Early Morning Kommentar
Asia midday crude futures: Ice Brent surges

Ice Brent crude futures rallied in early Asian trading hours, on concerns of supply disruptions after conflict-related damage in Russia.

At 04:00 GMT, the Ice front-month January Brent contract was at $63.93/bl, up by 92¢/bl from its settlement on 13 November when the contract ended 30¢/bl higher.

The Nymex front-month December crude contract was at $59.63/bl, higher by 94¢/bl from its settlement on 13 November when the contract ended 20¢/bl higher.

An oil depot in Russia's Novorossiysk port in the Black Sea region has been damaged in the early hours of 14 November due to ongoing conflict, according to media reports.

Around 2.2mn b/d of crude was exported from the Novorossiysk port over January-October this year, according to data from analytics firm Kpler. This includes Kazakh-origin crude such as CPC Blend and Kebco.

Elsewhere, G7 foreign ministers ahead and during their meeting in Canada on 10-11 November expressed opposition to US military actions against Venezuela. The US strikes against boats disregard international law, French foreign minister Jean-Noel Barrot said. There is no legal basis for the US attacks, EU foreign affairs commissioner Kaja Kallas told NBC News on Wednesday.

The US has built up a large naval presence near Venezuela since early September — including the Gerald R Ford aircraft carrier strike group as of 11 November — and has carried out almost 20 lethal attacks on small boats it accuses of ferrying drugs.
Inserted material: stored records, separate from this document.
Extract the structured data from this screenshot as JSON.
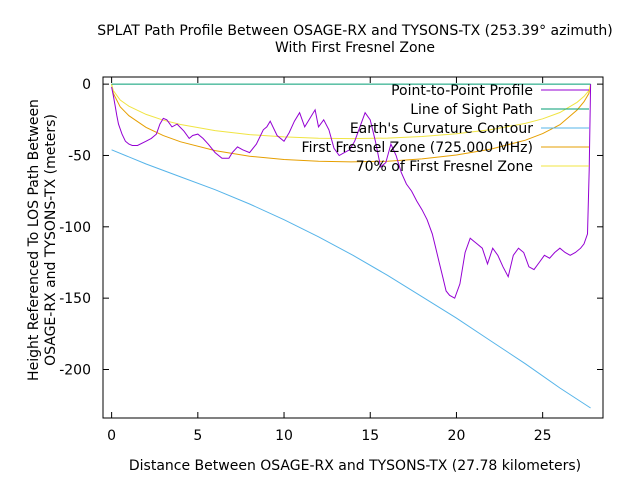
{
  "chart_data": {
    "type": "line",
    "title_line1": "SPLAT Path Profile Between OSAGE-RX and TYSONS-TX (253.39° azimuth)",
    "title_line2": "With First Fresnel Zone",
    "xlabel": "Distance Between OSAGE-RX and TYSONS-TX (27.78 kilometers)",
    "ylabel_line1": "Height Referenced To LOS Path Between",
    "ylabel_line2": "OSAGE-RX and TYSONS-TX (meters)",
    "xlim": [
      -0.5,
      28.5
    ],
    "ylim": [
      -234,
      5
    ],
    "xticks": [
      0,
      5,
      10,
      15,
      20,
      25
    ],
    "yticks": [
      0,
      -50,
      -100,
      -150,
      -200
    ],
    "grid": false,
    "legend_position": "top-right",
    "series": [
      {
        "name": "Point-to-Point Profile",
        "color": "#9400d3",
        "x": [
          0,
          0.1,
          0.2,
          0.3,
          0.4,
          0.6,
          0.8,
          1.0,
          1.2,
          1.5,
          2.0,
          2.3,
          2.6,
          2.8,
          3.0,
          3.2,
          3.5,
          3.8,
          4.2,
          4.5,
          4.7,
          5.0,
          5.3,
          5.6,
          6.0,
          6.4,
          6.8,
          7.0,
          7.3,
          7.6,
          8.0,
          8.4,
          8.8,
          9.0,
          9.2,
          9.6,
          10.0,
          10.3,
          10.6,
          10.9,
          11.2,
          11.5,
          11.8,
          12.0,
          12.3,
          12.6,
          12.9,
          13.2,
          13.5,
          13.8,
          14.1,
          14.4,
          14.7,
          15.0,
          15.3,
          15.6,
          15.9,
          16.2,
          16.5,
          16.8,
          17.1,
          17.4,
          17.7,
          18.0,
          18.3,
          18.6,
          18.8,
          19.0,
          19.2,
          19.4,
          19.6,
          19.9,
          20.2,
          20.5,
          20.8,
          21.0,
          21.2,
          21.5,
          21.8,
          22.1,
          22.4,
          22.7,
          23.0,
          23.3,
          23.6,
          23.9,
          24.2,
          24.5,
          24.8,
          25.1,
          25.4,
          25.7,
          26.0,
          26.3,
          26.6,
          26.9,
          27.2,
          27.4,
          27.6,
          27.7,
          27.78
        ],
        "values": [
          -2,
          -8,
          -15,
          -22,
          -28,
          -35,
          -40,
          -42,
          -43,
          -43,
          -40,
          -38,
          -35,
          -28,
          -24,
          -25,
          -30,
          -28,
          -33,
          -38,
          -36,
          -35,
          -38,
          -42,
          -48,
          -52,
          -52,
          -48,
          -44,
          -46,
          -48,
          -42,
          -32,
          -30,
          -26,
          -36,
          -40,
          -34,
          -26,
          -20,
          -30,
          -24,
          -18,
          -30,
          -25,
          -32,
          -45,
          -50,
          -48,
          -46,
          -40,
          -30,
          -20,
          -25,
          -40,
          -58,
          -55,
          -42,
          -50,
          -62,
          -70,
          -75,
          -82,
          -88,
          -95,
          -105,
          -115,
          -125,
          -135,
          -145,
          -148,
          -150,
          -140,
          -118,
          -108,
          -110,
          -112,
          -115,
          -126,
          -115,
          -120,
          -128,
          -135,
          -120,
          -115,
          -118,
          -128,
          -130,
          -125,
          -120,
          -122,
          -118,
          -115,
          -118,
          -120,
          -118,
          -115,
          -112,
          -105,
          -60,
          0
        ]
      },
      {
        "name": "Line of Sight Path",
        "color": "#009e73",
        "x": [
          0,
          27.78
        ],
        "values": [
          0,
          0
        ]
      },
      {
        "name": "Earth's Curvature Contour",
        "color": "#56b4e9",
        "x": [
          0,
          2,
          4,
          6,
          8,
          10,
          12,
          14,
          16,
          18,
          20,
          22,
          24,
          26,
          27.78
        ],
        "values": [
          -46,
          -56,
          -65,
          -74,
          -84,
          -95,
          -107,
          -120,
          -134,
          -149,
          -164,
          -180,
          -196,
          -213,
          -227
        ]
      },
      {
        "name": "First Fresnel Zone (725.000 MHz)",
        "color": "#e69f00",
        "x": [
          0,
          0.1,
          0.5,
          1,
          2,
          3,
          4,
          6,
          8,
          10,
          12,
          13.89,
          16,
          18,
          20,
          22,
          24,
          25,
          26,
          27,
          27.4,
          27.68,
          27.78
        ],
        "values": [
          0,
          -6.5,
          -15.9,
          -22.1,
          -30.3,
          -36.1,
          -40.4,
          -46.6,
          -50.5,
          -52.8,
          -54.1,
          -54.5,
          -54.0,
          -52.4,
          -49.7,
          -45.5,
          -39.3,
          -34.7,
          -28.4,
          -18.1,
          -12.3,
          -6.5,
          0
        ]
      },
      {
        "name": "70% of First Fresnel Zone",
        "color": "#f0e442",
        "x": [
          0,
          0.1,
          0.5,
          1,
          2,
          3,
          4,
          6,
          8,
          10,
          12,
          13.89,
          16,
          18,
          20,
          22,
          24,
          25,
          26,
          27,
          27.4,
          27.68,
          27.78
        ],
        "values": [
          0,
          -4.5,
          -11.1,
          -15.5,
          -21.2,
          -25.3,
          -28.3,
          -32.6,
          -35.4,
          -37.0,
          -37.9,
          -38.2,
          -37.8,
          -36.7,
          -34.8,
          -31.9,
          -27.5,
          -24.3,
          -19.9,
          -12.7,
          -8.6,
          -4.5,
          0
        ]
      }
    ]
  }
}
The US armada carries an estimated 170 Tomahawks, which is comparable with the number of missiles the US military previously used in campaigns of limited duration, such as in Libya in 2011, the experts said.

US naval maneuvers and boat strikes so far have had no impact on Venezuela's oil exports and energy shipments across the Caribbean. Chevron — allowed to resume business in Venezuela just before the naval build up began — appears to have imported 155,000 b/d to the US from Venezuela in October, based on data from Kpler.

Further south, Guyana's crude output reached a record high 900,000 b/d on 12 November, ExxonMobil said, more than halfway toward the company's end-of-decade production goal for the country.

The latest production increase is due to the startup of the Yellowtail project in August, which produces the new medium sweet Golden Arrowhead crude grade. Yellowtail has now achieved its initial annual average production capacity of 250,000 b/d, ExxonMobil said on 12 November.

Meanwhile, two seaborne cargoes of Iraqi Kirkuk crude have been offshore Egypt for more than two weeks, for reasons that are unclear. Two suzemax tankers each carrying approximately 600,000 bl arrived near the Egyptian port of El Hamra on 28 October but has yet to unload since.